Fighting Saliva with Saliva: As Long as there’s a Reasonable Belief of Imminent Harm, You Can Spit on Somone Who Spat at You, Even If You are a Little Angry


Parker v. United States (decided March 16, 2017)

Players: Associate Judges Thompson and Easterly, Senior Judge Ferren. Opinion by Associate Judge Easterly. Concurring Opinion by Senior Judge Ferren. Dissenting Opinion by Judge Thompson. Paul J. Riley for Ms. Parker.  Trial Judge: Judith N. Macaluso.

Facts: One evening, Ms. Parker walked outside of her home to get into a friend’s car.  Mr. Powell, a man who previously dated Parker’s daughter, began yelling threats from across the street in the direction of Parker—“[I] should go over and smack the shit out of that bitch.”  When Parker asked whether Powell was referring to her, Powell walked onto Parker’s property, aggressively stood “face-to-face” with her, and then indicated that he wanted to fight.  Powell’s mother and several brothers joined Powell in surrounding Parker, and then proceeded to hurl threats and insults at her.  When standing less than two feet from Parker, Powell spit in her face. Because Parker was “scared” and “didn’t know what [Powell] was going to do next,” she spit back.

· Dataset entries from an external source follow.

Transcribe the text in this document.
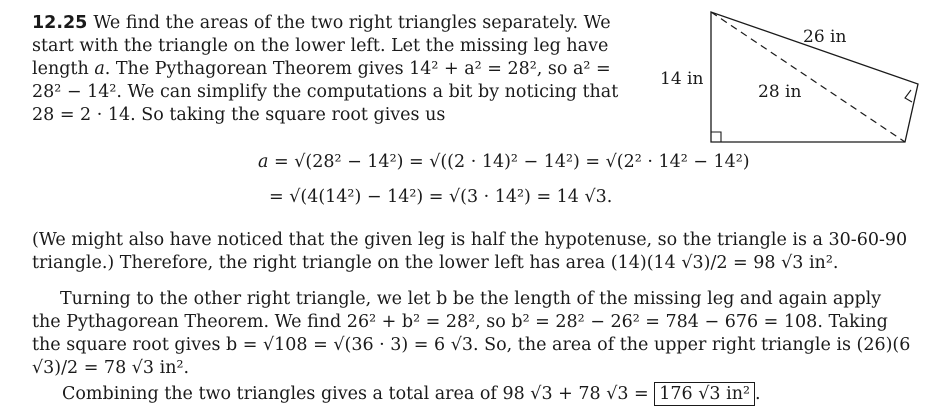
12.25 We find the areas of the two right triangles separately. We start with the triangle on the lower left. Let the missing leg have length a. The Pythagorean Theorem gives 14² + a² = 28², so a² = 28² − 14². We can simplify the computations a bit by noticing that 28 = 2 · 14. So taking the square root gives us

a = √(28² − 14²) = √((2 · 14)² − 14²) = √(2² · 14² − 14²)
= √(4(14²) − 14²) = √(3 · 14²) = 14 √3.

(We might also have noticed that the given leg is half the hypotenuse, so the triangle is a 30-60-90 triangle.) Therefore, the right triangle on the lower left has area (14)(14 √3)/2 = 98 √3 in².

Turning to the other right triangle, we let b be the length of the missing leg and again apply the Pythagorean Theorem. We find 26² + b² = 28², so b² = 28² − 26² = 784 − 676 = 108. Taking the square root gives b = √108 = √(36 · 3) = 6 √3. So, the area of the upper right triangle is (26)(6 √3)/2 = 78 √3 in².

Combining the two triangles gives a total area of 98 √3 + 78 √3 = 176 √3 in² .
14 in
28 in
26 in
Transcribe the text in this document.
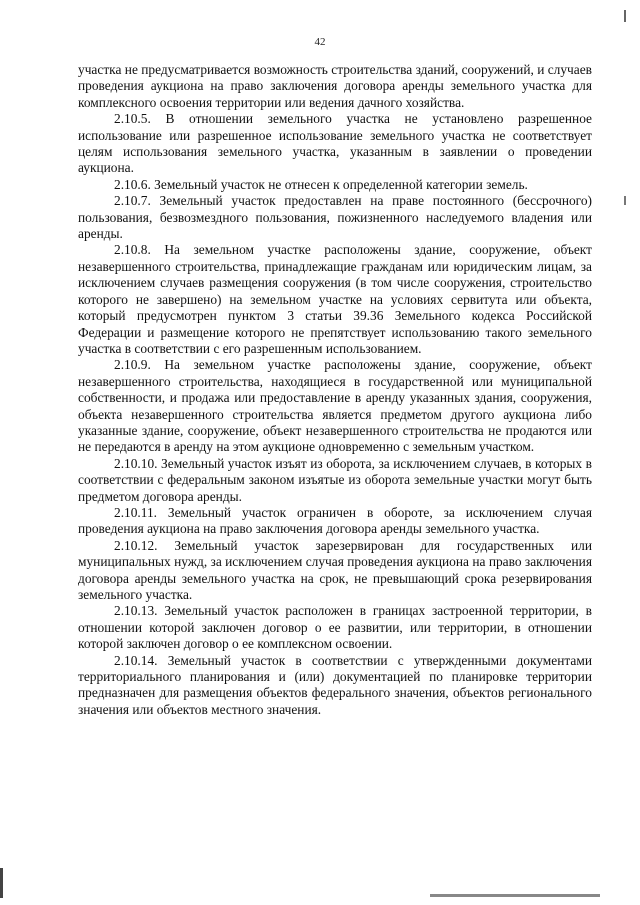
42

участка не предусматривается возможность строительства зданий, сооружений, и случаев проведения аукциона на право заключения договора аренды земельного участка для комплексного освоения территории или ведения дачного хозяйства.

2.10.5. В отношении земельного участка не установлено разрешенное использование или разрешенное использование земельного участка не соответствует целям использования земельного участка, указанным в заявлении о проведении аукциона.

2.10.6. Земельный участок не отнесен к определенной категории земель.

2.10.7. Земельный участок предоставлен на праве постоянного (бессрочного) пользования, безвозмездного пользования, пожизненного наследуемого владения или аренды.

2.10.8. На земельном участке расположены здание, сооружение, объект незавершенного строительства, принадлежащие гражданам или юридическим лицам, за исключением случаев размещения сооружения (в том числе сооружения, строительство которого не завершено) на земельном участке на условиях сервитута или объекта, который предусмотрен пунктом 3 статьи 39.36 Земельного кодекса Российской Федерации и размещение которого не препятствует использованию такого земельного участка в соответствии с его разрешенным использованием.

2.10.9. На земельном участке расположены здание, сооружение, объект незавершенного строительства, находящиеся в государственной или муниципальной собственности, и продажа или предоставление в аренду указанных здания, сооружения, объекта незавершенного строительства является предметом другого аукциона либо указанные здание, сооружение, объект незавершенного строительства не продаются или не передаются в аренду на этом аукционе одновременно с земельным участком.

2.10.10. Земельный участок изъят из оборота, за исключением случаев, в которых в соответствии с федеральным законом изъятые из оборота земельные участки могут быть предметом договора аренды.

2.10.11. Земельный участок ограничен в обороте, за исключением случая проведения аукциона на право заключения договора аренды земельного участка.

2.10.12. Земельный участок зарезервирован для государственных или муниципальных нужд, за исключением случая проведения аукциона на право заключения договора аренды земельного участка на срок, не превышающий срока резервирования земельного участка.

2.10.13. Земельный участок расположен в границах застроенной территории, в отношении которой заключен договор о ее развитии, или территории, в отношении которой заключен договор о ее комплексном освоении.

2.10.14. Земельный участок в соответствии с утвержденными документами территориального планирования и (или) документацией по планировке территории предназначен для размещения объектов федерального значения, объектов регионального значения или объектов местного значения.
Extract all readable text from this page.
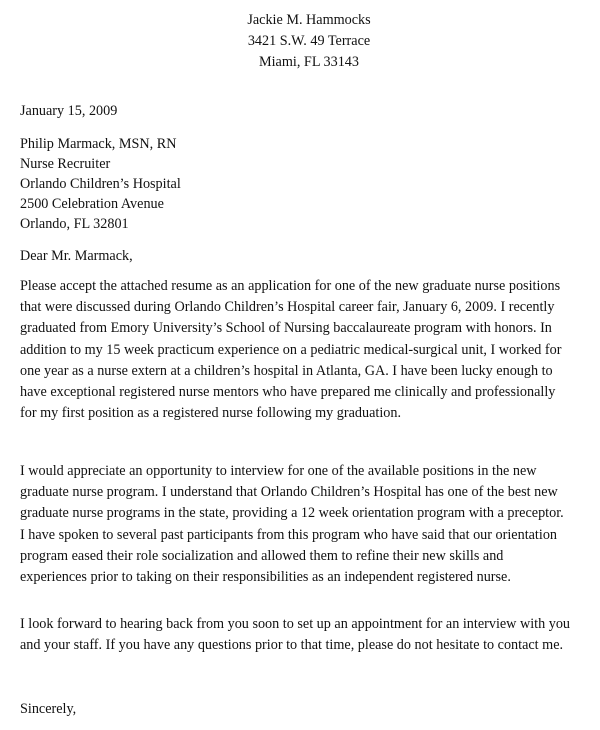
Jackie M. Hammocks
3421 S.W. 49 Terrace
Miami, FL 33143
January 15, 2009
Philip Marmack, MSN, RN
Nurse Recruiter
Orlando Children’s Hospital
2500 Celebration Avenue
Orlando, FL 32801
Dear Mr. Marmack,
Please accept the attached resume as an application for one of the new graduate nurse positions
that were discussed during Orlando Children’s Hospital career fair, January 6, 2009. I recently
graduated from Emory University’s School of Nursing baccalaureate program with honors. In
addition to my 15 week practicum experience on a pediatric medical-surgical unit, I worked for
one year as a nurse extern at a children’s hospital in Atlanta, GA. I have been lucky enough to
have exceptional registered nurse mentors who have prepared me clinically and professionally
for my first position as a registered nurse following my graduation.
I would appreciate an opportunity to interview for one of the available positions in the new
graduate nurse program. I understand that Orlando Children’s Hospital has one of the best new
graduate nurse programs in the state, providing a 12 week orientation program with a preceptor.
I have spoken to several past participants from this program who have said that our orientation
program eased their role socialization and allowed them to refine their new skills and
experiences prior to taking on their responsibilities as an independent registered nurse.
I look forward to hearing back from you soon to set up an appointment for an interview with you
and your staff. If you have any questions prior to that time, please do not hesitate to contact me.
Sincerely,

In the moments before the spitting, a police officer arrived and saw Powell and Parker standing face-to-face, surrounded by approximately ten people.  The officer could not discern any of the specific things yelled between the two people, but did observe Parker spit on Powell.  Parker was arrested for simple assault.

At trial, the government only called the arresting officer, who only saw a limited portion of the interaction between Parker and Powell.  Relying on a self-defense theory, Parker testified that she spit on Powell because he spit first, and that she was “scared for [her] life.” Although the trial court credited Parker’s testimony and believed that she reasonably believed that she was in imminent danger of bodily harm, the court nevertheless convicted Parker because it perceived that Parker spit back because of anger or indignation.

Issue: If the government fails to disprove that a defendant reasonably believed that she was in imminent danger of bodily harm, can it still carry its burden to rebut a claim of self-defense by showing that there was another motive guiding defendant’s actions?

Answer: No.  When self-defense is raised, the fact-finder must first determine whether the defendant actually and reasonably believed that she was in imminent danger of bodily harm.  If the government cannot disprove this threshold question, the fact-finder must then look to the amount of force used by the defendant, as the defendant may use only reasonable force to repel the perceived attack and not excessive force.  The DCCA found no cases to suggest that, after a finding that the defendant actually and reasonably believed to be in imminent danger of bodily harm, self-defense is defeated if the defendant acted out of a motive of anger or retribution.  Thus, the trial court erred by injecting motive as an independent inquiry that a fact-finder must make in order to determine whether the government disproved self-defense beyond a reasonable doubt.  Ms. Parker should have been acquitted.